The hit comedy Younger centers around two women working their way up the ladder of the publishing industry: Liza (Sutton Foster), a 40-something divorced mother who lies about her age in order to get a job, and Kelsey, her 20-something BFF whose career keeps rising while her love life falls apart. It's fitting, then, that Younger writer-producer Ashley Skidmore lands somewhere between the two in terms of her own work-life balance, though as she tells Bustle, she's a bit more of a Kelsey than a Liza.
"I so identify with her and the struggles of rising too fast, or having all of these responsibilities, but then in my romantic life, still being such a f*ck up," the 28-year-old Skidmore says, speaking over the phone. In fact, it's how Younger portrays the dichotomy between women's private and public selves — and the idea of being on top of one aspect of your life while another is a total mess — that's what makes the show so relatable. According to Skidmore, who has written for the series since Season 1, that realistic complexity of women's lives is what Younger is always striving to depict.
"I think that's why Younger has been such a fun job for me," Skidmore says. "I feel right now, this time period is the beginning of a radical feminist theme in television. I think that the next step is really female-centric content."
Through Younger, whose Season 6 will premiere this summer on the Paramount Network, Skidmore is creating the kind of roles for women that she's always wanted to see. "I went to school for acting, and then the first day out of school, I became a casting director," she explains. "Just because the roles out there at the time ... were really disempowering for women our age."
It's true; at the time, female-led films and TV shows at the time — from 2014's stereotypical The Other Woman to 2013's fat joke-filled sitcom Super Fun Night — weren't too great when it came to depicting realistic women. These projects may have provided opportunities for female actors and creators, but that doesn't necessarily mean that they were good roles for women.
So, as a result of their desire to see more complex, relatable women onscreen, Skidmore and a friend created their own web series, Hotmessmoves. The show helped Skidmore earn a job on Younger, after the duo were invited to punch up dialogue on the pilot.
And now, several years into the show, Skidmore has the opportunity to finally show the messier sides of life, specifically in regards to young, working women. "That's the funniest thing about Kelsey. I'm always pitching these insane stories where she's like, vomiting on the subway, because your girl has lived that," Skidmore says with a laugh, "But we always have to [remember] now she's the head of the company, so it's like, curbing her f*ck ups with her being a boss bitch."
Skidmore credits Younger creator Darren Starr for fostering an environment where she has the ability to be imaginative and take risks. "When I was like, a little baby writer in Season 2, and Darren Starr pitched us that Thad was going to be killed by a beam, I was like, 'What the f*ck?'" the writer recalls, laughing. "I couldn't believe the freedom we had to just literally do whatever."

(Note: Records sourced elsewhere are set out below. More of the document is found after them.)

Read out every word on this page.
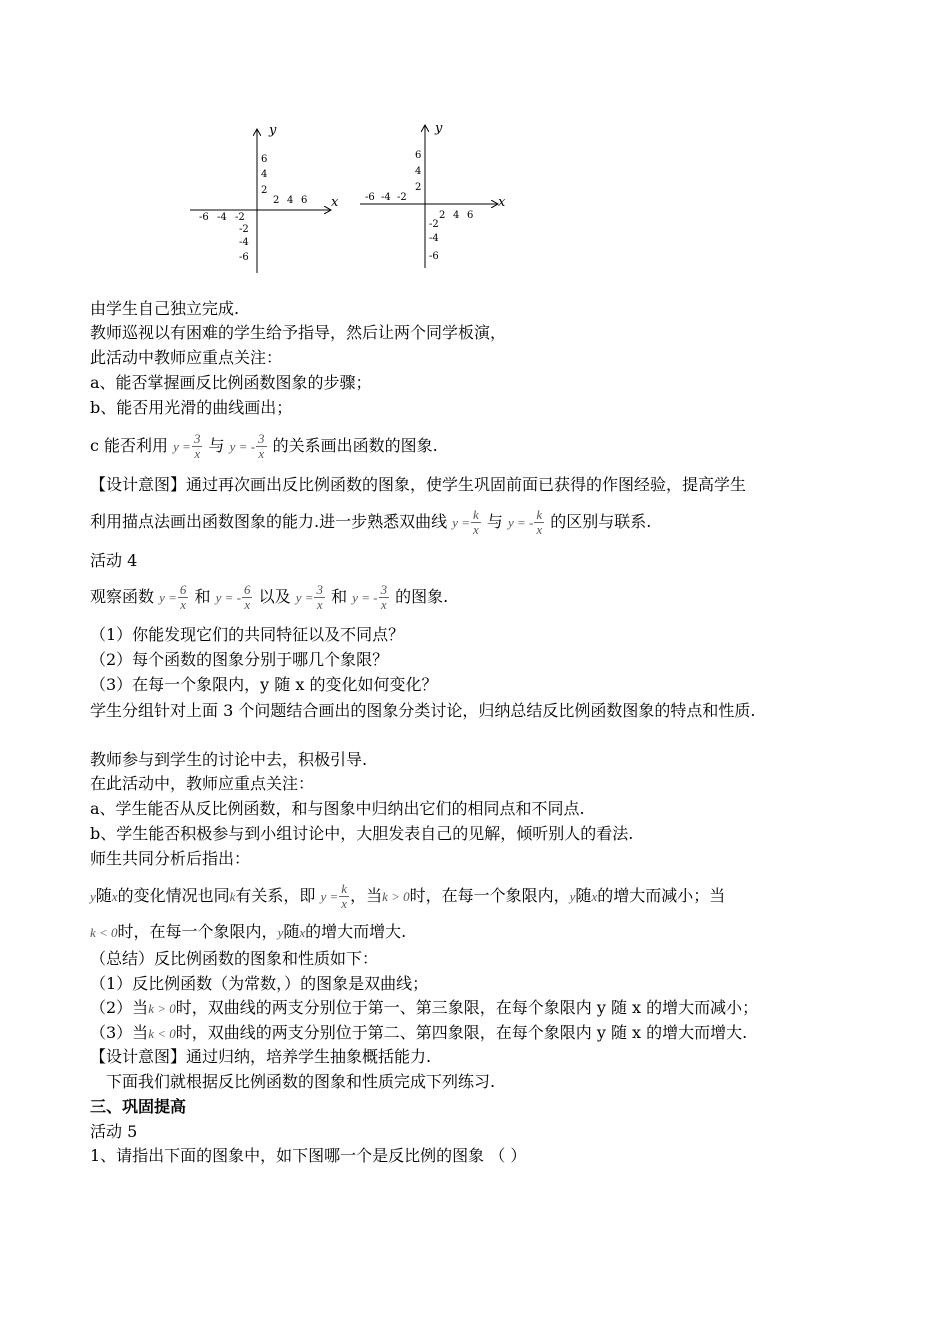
y
x
2 4 6
-6 -4 -2
6
4
2
-2
-4
-6
y
x
-6 -4 -2
2 4 6
6
4
2
-2
-4
-6
由学生自己独立完成.
教师巡视以有困难的学生给予指导，然后让两个同学板演，
此活动中教师应重点关注：
a、能否掌握画反比例函数图象的步骤；
b、能否用光滑的曲线画出；
c 能否利用 $y = \frac{3}{x}$ 与 y = - $\frac{3}{x}$ 的关系画出函数的图象.
【设计意图】通过再次画出反比例函数的图象，使学生巩固前面已获得的作图经验，提高学生
利用描点法画出函数图象的能力.进一步熟悉双曲线 $y = \frac{k}{x}$ 与 y = - $\frac{k}{x}$ 的区别与联系.
活动 4
观察函数 $y = \frac{6}{x}$ 和 y = - $\frac{6}{x}$ 以及 $y = \frac{3}{x}$ 和 y = - $\frac{3}{x}$ 的图象.
（1）你能发现它们的共同特征以及不同点？
（2）每个函数的图象分别于哪几个象限？
（3）在每一个象限内，y 随 x 的变化如何变化？
学生分组针对上面 3 个问题结合画出的图象分类讨论，归纳总结反比例函数图象的特点和性质.
教师参与到学生的讨论中去，积极引导.
在此活动中，教师应重点关注：
a、学生能否从反比例函数，和与图象中归纳出它们的相同点和不同点.
b、学生能否积极参与到小组讨论中，大胆发表自己的见解，倾听别人的看法.
师生共同分析后指出：
y随x的变化情况也同k有关系，即 $y = \frac{k}{x}$ ，当k > 0时，在每一个象限内，y随x的增大而减小；当
k < 0时，在每一个象限内，y随x的增大而增大.
（总结）反比例函数的图象和性质如下：
（1）反比例函数（为常数，）的图象是双曲线；
（2）当k > 0时，双曲线的两支分别位于第一、第三象限，在每个象限内 y 随 x 的增大而减小；
（3）当k < 0时，双曲线的两支分别位于第二、第四象限，在每个象限内 y 随 x 的增大而增大.
【设计意图】通过归纳，培养学生抽象概括能力.
下面我们就根据反比例函数的图象和性质完成下列练习.
三、巩固提高
活动 5
1、请指出下面的图象中，如下图哪一个是反比例的图象 （ ）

Seeing the success of those wilder storylines has also given the writers on Younger more freedom to tell the stories they want to see on the small screen, like those about the LGBTQ community, says Skidmore. An episode that she wrote last year, for example, featured a gender queer character as assistant to Lauren, the pansexual PR agent played by Molly Bernard. Says the writer, "I felt like I got to sneak in all of these messages that America wasn't really talking about necessarily, and disguising it in comedy was a real treat. It's a benefit of this show that we get to disguise all of these cutting edge messages within these characters' dialogue."
Though the episode highlighted Skidmore's determination to represent the LGBTQ community, Younger earned some backlash after it aired for having Liza compare her struggle against ageism to a character's identity as gender queer. Overall, however, most of the series' more complex storylines have been well received by audiences. "We have so much more freedom to be like, 'We can complicate this relationship and Kelsey's not gonna be disliked by America if she makes all of these mistakes,'" Skidmore explains.
In fact, she adds, writing for Kelsey specifically — a character who often says no and stands her ground — has encouraged her to let go of her own fear of being disliked. "As a young woman, it's really easy to be like, 'I need to be a people pleaser and play along with the game and make sure that everybody knows I'm easy to work with and I'm a yes woman,'" Skidmore says. But "I think I've made a pledge of [reminding myself], 'No, just really stay true to Ashley Skidmore,' and what I actually feel even if it's going to make me unlikable."
After all, Kelsey doesn't care about being unlikable, and she's managed to take charge of a major publishing house. Clearly, we can all learn a thing or two from Younger's "boss bitches," both onscreen and in the writer's room.